Boston Children's Hospital, Boston, MA, USA.
Background: Little is known about the social and functional impact of vesicoureteral reflux (VUR) on quality of life for patients and families.. Our objective was to evaluate quality of life (QOL) and functional metrics among these families in a large RCT of VUR patients, and identify clinical and socioecomomic factors associated with these outcomes.
Methods: We analyzed data from the RIVUR trial from NIDDK. We examined outcomes including a composite functional score (functional status II, range from 0-100), parental worry regarding VUR (range from 0-10), study drug compliance (range from 0-10), and financial burden (range from 0-10). Univariate and multivariate regression models were fit to investigate the association between each of these outcomes and clinical (index UTI characteristics, family history, bladder and bowel dysfunction (BBD), reflux grade and laterality) and socioeconomic predictors (race, number of adult/children in household, primary caregiver gender, education, income, insurance type, and public assistance).

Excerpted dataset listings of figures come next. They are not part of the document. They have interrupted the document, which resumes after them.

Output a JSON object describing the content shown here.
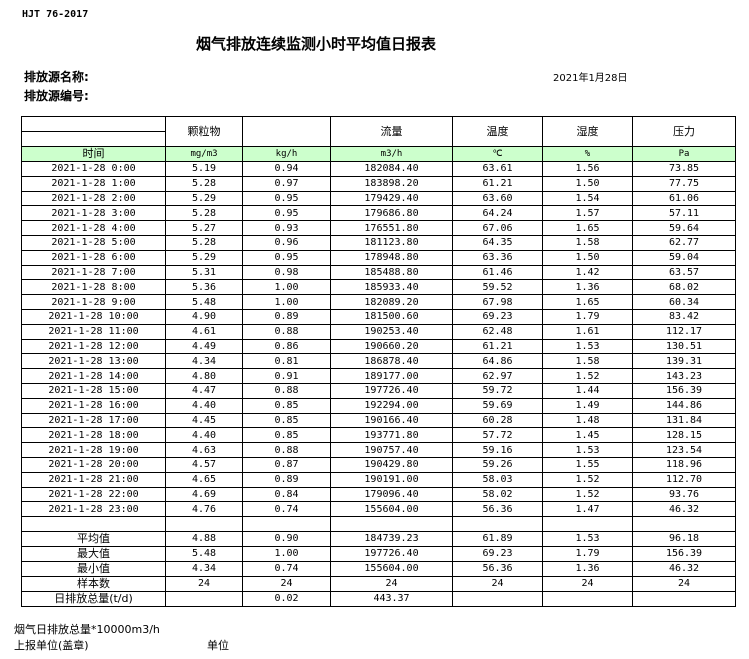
{
  "header": {
    "standard": "HJT  76-2017",
    "title": "烟气排放连续监测小时平均值日报表",
    "source_name_label": "排放源名称:",
    "source_no_label": "排放源编号:",
    "date": "2021年1月28日"
  },
  "columns": {
    "names": [
      "",
      "颗粒物",
      "",
      "流量",
      "温度",
      "湿度",
      "压力"
    ],
    "units": [
      "时间",
      "mg/m3",
      "kg/h",
      "m3/h",
      "℃",
      "%",
      "Pa"
    ]
  },
  "rows": [
    [
      "2021-1-28 0:00",
      "5.19",
      "0.94",
      "182084.40",
      "63.61",
      "1.56",
      "73.85"
    ],
    [
      "2021-1-28 1:00",
      "5.28",
      "0.97",
      "183898.20",
      "61.21",
      "1.50",
      "77.75"
    ],
    [
      "2021-1-28 2:00",
      "5.29",
      "0.95",
      "179429.40",
      "63.60",
      "1.54",
      "61.06"
    ],
    [
      "2021-1-28 3:00",
      "5.28",
      "0.95",
      "179686.80",
      "64.24",
      "1.57",
      "57.11"
    ],
    [
      "2021-1-28 4:00",
      "5.27",
      "0.93",
      "176551.80",
      "67.06",
      "1.65",
      "59.64"
    ],
    [
      "2021-1-28 5:00",
      "5.28",
      "0.96",
      "181123.80",
      "64.35",
      "1.58",
      "62.77"
    ],
    [
      "2021-1-28 6:00",
      "5.29",
      "0.95",
      "178948.80",
      "63.36",
      "1.50",
      "59.04"
    ],
    [
      "2021-1-28 7:00",
      "5.31",
      "0.98",
      "185488.80",
      "61.46",
      "1.42",
      "63.57"
    ],
    [
      "2021-1-28 8:00",
      "5.36",
      "1.00",
      "185933.40",
      "59.52",
      "1.36",
      "68.02"
    ],
    [
      "2021-1-28 9:00",
      "5.48",
      "1.00",
      "182089.20",
      "67.98",
      "1.65",
      "60.34"
    ],
    [
      "2021-1-28 10:00",
      "4.90",
      "0.89",
      "181500.60",
      "69.23",
      "1.79",
      "83.42"
    ],
    [
      "2021-1-28 11:00",
      "4.61",
      "0.88",
      "190253.40",
      "62.48",
      "1.61",
      "112.17"
    ],
    [
      "2021-1-28 12:00",
      "4.49",
      "0.86",
      "190660.20",
      "61.21",
      "1.53",
      "130.51"
    ],
    [
      "2021-1-28 13:00",
      "4.34",
      "0.81",
      "186878.40",
      "64.86",
      "1.58",
      "139.31"
    ],
    [
      "2021-1-28 14:00",
      "4.80",
      "0.91",
      "189177.00",
      "62.97",
      "1.52",
      "143.23"
    ],
    [
      "2021-1-28 15:00",
      "4.47",
      "0.88",
      "197726.40",
      "59.72",
      "1.44",
      "156.39"
    ],
    [
      "2021-1-28 16:00",
      "4.40",
      "0.85",
      "192294.00",
      "59.69",
      "1.49",
      "144.86"
    ],
    [
      "2021-1-28 17:00",
      "4.45",
      "0.85",
      "190166.40",
      "60.28",
      "1.48",
      "131.84"
    ],
    [
      "2021-1-28 18:00",
      "4.40",
      "0.85",
      "193771.80",
      "57.72",
      "1.45",
      "128.15"
    ],
    [
      "2021-1-28 19:00",
      "4.63",
      "0.88",
      "190757.40",
      "59.16",
      "1.53",
      "123.54"
    ],
    [
      "2021-1-28 20:00",
      "4.57",
      "0.87",
      "190429.80",
      "59.26",
      "1.55",
      "118.96"
    ],
    [
      "2021-1-28 21:00",
      "4.65",
      "0.89",
      "190191.00",
      "58.03",
      "1.52",
      "112.70"
    ],
    [
      "2021-1-28 22:00",
      "4.69",
      "0.84",
      "179096.40",
      "58.02",
      "1.52",
      "93.76"
    ],
    [
      "2021-1-28 23:00",
      "4.76",
      "0.74",
      "155604.00",
      "56.36",
      "1.47",
      "46.32"
    ]
  ],
  "summary": [
    [
      "平均值",
      "4.88",
      "0.90",
      "184739.23",
      "61.89",
      "1.53",
      "96.18"
    ],
    [
      "最大值",
      "5.48",
      "1.00",
      "197726.40",
      "69.23",
      "1.79",
      "156.39"
    ],
    [
      "最小值",
      "4.34",
      "0.74",
      "155604.00",
      "56.36",
      "1.36",
      "46.32"
    ],
    [
      "样本数",
      "24",
      "24",
      "24",
      "24",
      "24",
      "24"
    ],
    [
      "日排放总量(t/d)",
      "",
      "0.02",
      "443.37",
      "",
      "",
      ""
    ]
  ],
  "footer": {
    "total_label": "烟气日排放总量*10000m3/h",
    "reporter_label": "上报单位(盖章)",
    "unit_label": "单位"
  }
}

Results: We included all 607 RIVUR subjects (558 female/49 male, mean age 19.6 months). Questionnaire data were missing for 1-4% of subjects. The only outcome with which social factors were significantly associated was parental worry. On univariate analysis, higher parental worry was associated with non-white race (p=0.007), lower education (p<0.001), lower household income (p=0.011), and need for public assistance (p<0.001); clinical predictors of worry included, febrile index UTI (compared to symptomatic only, p<0.001), dysuria (p=0.007), and higher reflux grade (p=0.035). This trend remained significant after individually adjusting for age, gender, index UTI (fever/symptomatic), reflux grade, and laterality: 0.97points more for black (vs white, p=0.06) and other (p=0.014), 1.02 points less for some college (vs high-school or lower, p<0.001), 1.25 points less for college or higher (p<0.001), 0.65 and 0.93 points less for higher income at 58-100K and 100K above (vs <34K, p=0.021 and 0.002), 0.86 points more in public insurance (vs commercial, p<0.001), and 0.74 points more in those needing public assistance (p<0.001). Conversely, none of these social factors were significantly associated with the child’s functional status, study drug compliance, or financial burden, after adjustment for clinical factors.
Conclusions: Social factors are significantly associated with parental worry among VUR families. Awareness of these factors may assist with counseling and shared decision-making with these families. Social factors were not significantly associated with parent-reported functional status or other QOL metrics.